Without using threads the machine program will simply run until it's completed, an exception occurs, or the machine is stopped from the outside during a trap or system call. It would be nice to have the ability to run the host-side program in-between without preemption. We can do this by making vmcall not execute machine instructions, and instead do it ourselves manually:
// Reset the stack pointer from any previous call to its initial value
machine.cpu.reset_stack_pointer();
// Function call setup for the guest VM, but don't start execution
machine.setup_call("test", 555, 666);
// Run the program for X amount of instructions, then print something, then
// resume execution again.
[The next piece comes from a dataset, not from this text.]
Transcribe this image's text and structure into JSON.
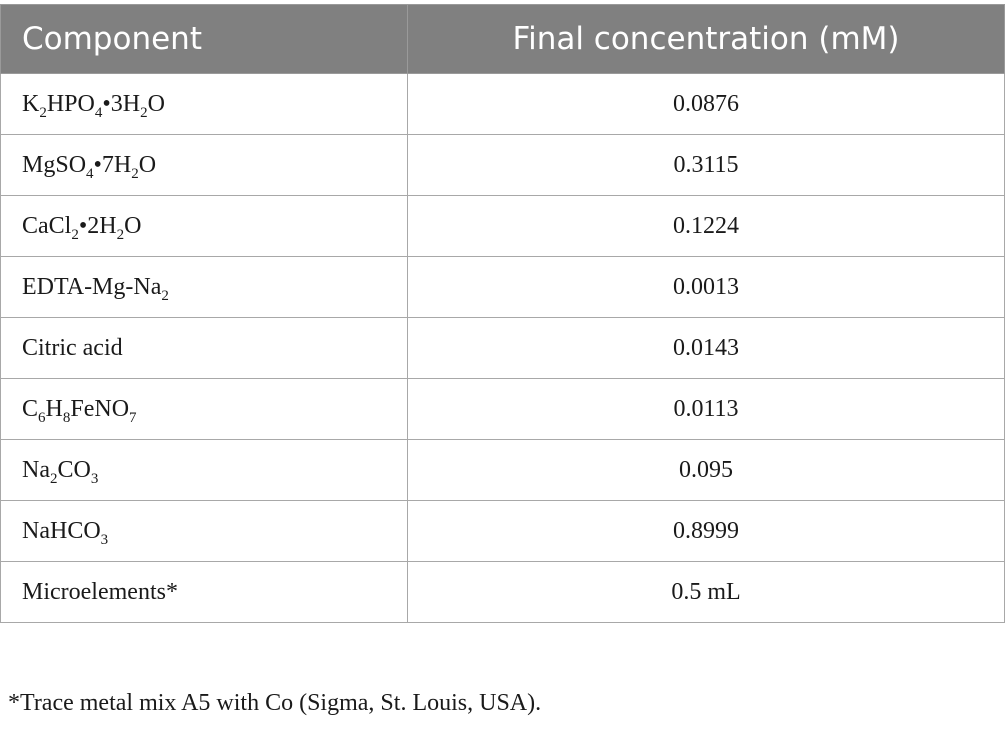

Do this until stopped.
for (;;) {
try {
// Execute 1000 instructions at a time
machine.simulate(1000);
} catch (riscv::MachineTimeoutException& mte) {
// Do some work
printf("Instruction count: %zu\n", (size_t) machine.instruction_counter());
// Continue running
continue;
}
// Do some work after completion
printf("Done\n");
break;
}Note that for the sake of this example we have wrapped the call to simulate() in a try..catch, and when a CPU timeout happens, it will throw a riscv::MachineTimeoutException.
It is also possible and desirable to simulate without timeout exceptions. It is a template parameter to simulate that defaults to true. You can compare the max instructions counter to non-zero to see if the machine didn't stop from a call to machine.stop(). That is, simply compare machine.max_instructions() to zero. System calls that stop the machine normally will set max_instructions to zero. If the machine runs out of instructions, the comparison machine.instruction_counter() >= machine.max_instructions() will be true. The helper function machine.instruction_limit_reached() will tell you if the instruction limit was reached during simulation, but it will not tell you if the machine stopped normally. Use machine.stopped() for that.
Check that the symbol exists using the Machine::address_of() function. If you want to cache the address, there is a helper class called CachedAddress.
Build your executable with -O2 -march=rv32g -mabi=ilp32d or -O2 -march=rv32imfd -mabi=ilp32 based on measurements. Soft-float is always slower. Accelerate the heap by managing the chunks from the outside using system calls. There is no need for any mmap functionality. Use custom linear arenas for the page hashmap if you require instant machine deletion.
Use Memory::memview() or Memory::memstring() to handle arguments passed from guest to host. They have fast-paths for strings and structs that don't cross page-boundaries. Use std::deque instead of std::vector inside the guest where possible. The fastest way to append data to a list is using a std::array with a pointer: *ptr++ = value;.
It is possible to interrupt a running machine to perform another task. This can be done using the Machine::preempt() function. A machine can also interrupt itself without any issues. Preemption stores and restores all registers, making it slightly expensive, but guarantees the ability to preempt from any location.